I saw myself sitting in the crotch of this fig tree, starving to death, just because I couldn't make up my mind which of the figs I would choose. I wanted each and every one of them, but choosing one meant losing all the rest, and, as I sat there, unable to decide, the figs began to wrinkle and go black, and, one by one, they plopped to the ground at my feet.
Sitting in the crotch of Esther's fig tree - I find that a much more powerful image than Perry's plastic bag.

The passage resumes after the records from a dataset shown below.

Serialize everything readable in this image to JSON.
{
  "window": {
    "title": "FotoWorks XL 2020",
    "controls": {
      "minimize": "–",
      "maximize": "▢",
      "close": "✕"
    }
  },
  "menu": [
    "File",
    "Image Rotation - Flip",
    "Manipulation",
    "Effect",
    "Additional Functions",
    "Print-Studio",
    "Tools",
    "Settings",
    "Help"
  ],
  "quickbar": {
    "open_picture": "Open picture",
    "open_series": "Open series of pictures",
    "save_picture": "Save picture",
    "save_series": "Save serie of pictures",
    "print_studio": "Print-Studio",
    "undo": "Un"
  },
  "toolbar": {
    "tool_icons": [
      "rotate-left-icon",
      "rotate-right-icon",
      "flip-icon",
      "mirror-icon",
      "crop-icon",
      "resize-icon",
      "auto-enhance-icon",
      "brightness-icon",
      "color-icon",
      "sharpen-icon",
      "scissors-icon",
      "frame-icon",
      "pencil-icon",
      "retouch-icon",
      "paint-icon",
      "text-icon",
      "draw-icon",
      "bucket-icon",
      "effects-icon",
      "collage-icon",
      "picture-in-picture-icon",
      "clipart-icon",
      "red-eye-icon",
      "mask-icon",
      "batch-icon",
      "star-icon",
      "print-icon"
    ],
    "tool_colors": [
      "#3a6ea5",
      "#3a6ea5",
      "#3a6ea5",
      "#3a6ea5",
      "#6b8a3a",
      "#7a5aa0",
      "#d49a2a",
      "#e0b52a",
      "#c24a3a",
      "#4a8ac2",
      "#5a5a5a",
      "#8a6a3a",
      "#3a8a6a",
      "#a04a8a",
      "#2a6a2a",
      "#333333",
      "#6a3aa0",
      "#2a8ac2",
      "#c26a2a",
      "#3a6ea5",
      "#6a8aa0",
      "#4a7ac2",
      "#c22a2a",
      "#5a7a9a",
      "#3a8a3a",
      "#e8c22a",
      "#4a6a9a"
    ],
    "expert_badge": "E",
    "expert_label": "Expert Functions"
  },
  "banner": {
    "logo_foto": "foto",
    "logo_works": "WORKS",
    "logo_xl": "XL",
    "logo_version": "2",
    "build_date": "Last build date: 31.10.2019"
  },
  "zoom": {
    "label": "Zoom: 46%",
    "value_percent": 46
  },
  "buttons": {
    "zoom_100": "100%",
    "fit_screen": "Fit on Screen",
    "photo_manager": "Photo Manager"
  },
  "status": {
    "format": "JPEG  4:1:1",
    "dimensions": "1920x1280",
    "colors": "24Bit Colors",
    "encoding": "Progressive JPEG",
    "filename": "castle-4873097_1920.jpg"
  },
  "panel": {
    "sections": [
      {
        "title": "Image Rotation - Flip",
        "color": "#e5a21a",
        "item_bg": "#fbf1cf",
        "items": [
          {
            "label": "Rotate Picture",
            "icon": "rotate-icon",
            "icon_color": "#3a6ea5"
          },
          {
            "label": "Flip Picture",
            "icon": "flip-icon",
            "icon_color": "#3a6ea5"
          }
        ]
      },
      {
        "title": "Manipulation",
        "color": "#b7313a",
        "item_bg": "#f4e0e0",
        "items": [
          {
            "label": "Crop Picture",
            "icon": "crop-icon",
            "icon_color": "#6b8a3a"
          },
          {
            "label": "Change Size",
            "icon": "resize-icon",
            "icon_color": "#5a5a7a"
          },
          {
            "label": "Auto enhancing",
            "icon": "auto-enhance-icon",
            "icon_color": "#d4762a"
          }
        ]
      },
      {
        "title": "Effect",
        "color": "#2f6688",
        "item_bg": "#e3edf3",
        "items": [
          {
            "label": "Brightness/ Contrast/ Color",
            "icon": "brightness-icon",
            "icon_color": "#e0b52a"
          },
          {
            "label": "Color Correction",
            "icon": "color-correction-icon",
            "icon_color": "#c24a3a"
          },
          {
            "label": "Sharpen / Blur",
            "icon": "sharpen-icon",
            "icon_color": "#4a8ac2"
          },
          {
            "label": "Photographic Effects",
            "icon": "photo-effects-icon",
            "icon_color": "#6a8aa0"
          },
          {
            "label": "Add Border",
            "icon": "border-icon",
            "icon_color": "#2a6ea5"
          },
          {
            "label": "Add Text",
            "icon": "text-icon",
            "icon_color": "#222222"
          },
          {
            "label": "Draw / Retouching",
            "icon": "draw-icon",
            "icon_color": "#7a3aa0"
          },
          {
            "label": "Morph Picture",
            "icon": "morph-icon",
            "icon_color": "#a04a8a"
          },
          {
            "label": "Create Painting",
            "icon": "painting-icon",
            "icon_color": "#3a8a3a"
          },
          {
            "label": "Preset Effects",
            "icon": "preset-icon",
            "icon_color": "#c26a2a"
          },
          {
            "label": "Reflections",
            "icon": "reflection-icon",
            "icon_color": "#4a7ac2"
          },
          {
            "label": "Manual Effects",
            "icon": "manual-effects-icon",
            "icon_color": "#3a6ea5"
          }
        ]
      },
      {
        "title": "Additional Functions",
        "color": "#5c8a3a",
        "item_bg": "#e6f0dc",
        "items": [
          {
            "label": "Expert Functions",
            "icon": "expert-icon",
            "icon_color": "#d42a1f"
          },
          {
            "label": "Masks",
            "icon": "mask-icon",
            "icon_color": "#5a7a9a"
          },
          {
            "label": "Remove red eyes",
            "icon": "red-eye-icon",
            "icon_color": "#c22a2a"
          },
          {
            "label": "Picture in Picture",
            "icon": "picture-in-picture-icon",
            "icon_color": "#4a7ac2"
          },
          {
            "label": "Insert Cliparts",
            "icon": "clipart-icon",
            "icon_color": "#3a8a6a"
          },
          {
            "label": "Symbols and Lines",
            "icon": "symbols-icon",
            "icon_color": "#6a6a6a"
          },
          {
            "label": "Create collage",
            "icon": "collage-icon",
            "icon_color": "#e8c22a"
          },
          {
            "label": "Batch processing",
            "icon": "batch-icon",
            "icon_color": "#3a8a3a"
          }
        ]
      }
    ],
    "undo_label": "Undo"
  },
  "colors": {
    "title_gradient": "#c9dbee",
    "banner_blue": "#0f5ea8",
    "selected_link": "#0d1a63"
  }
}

The teacher who wants to bring Plath into the classroom has her work cut out. For one thing, she has to find a way to begin - how, for instance, to make an initial connection with the worlds of the young students - students who have never heard of Plath and who have no initial interest in finding out about her. How about this for an idea? There is a woman collecting photos of tattoos with Plath quotes, posting them on her Sylvia Plath Ink blog. Immediately there's the question: Why would anyone want to put themself under the needle to do such a thing? What is it about Plath's writing that has inspired people to painfully etch it into their skin? Let's find out, shall we?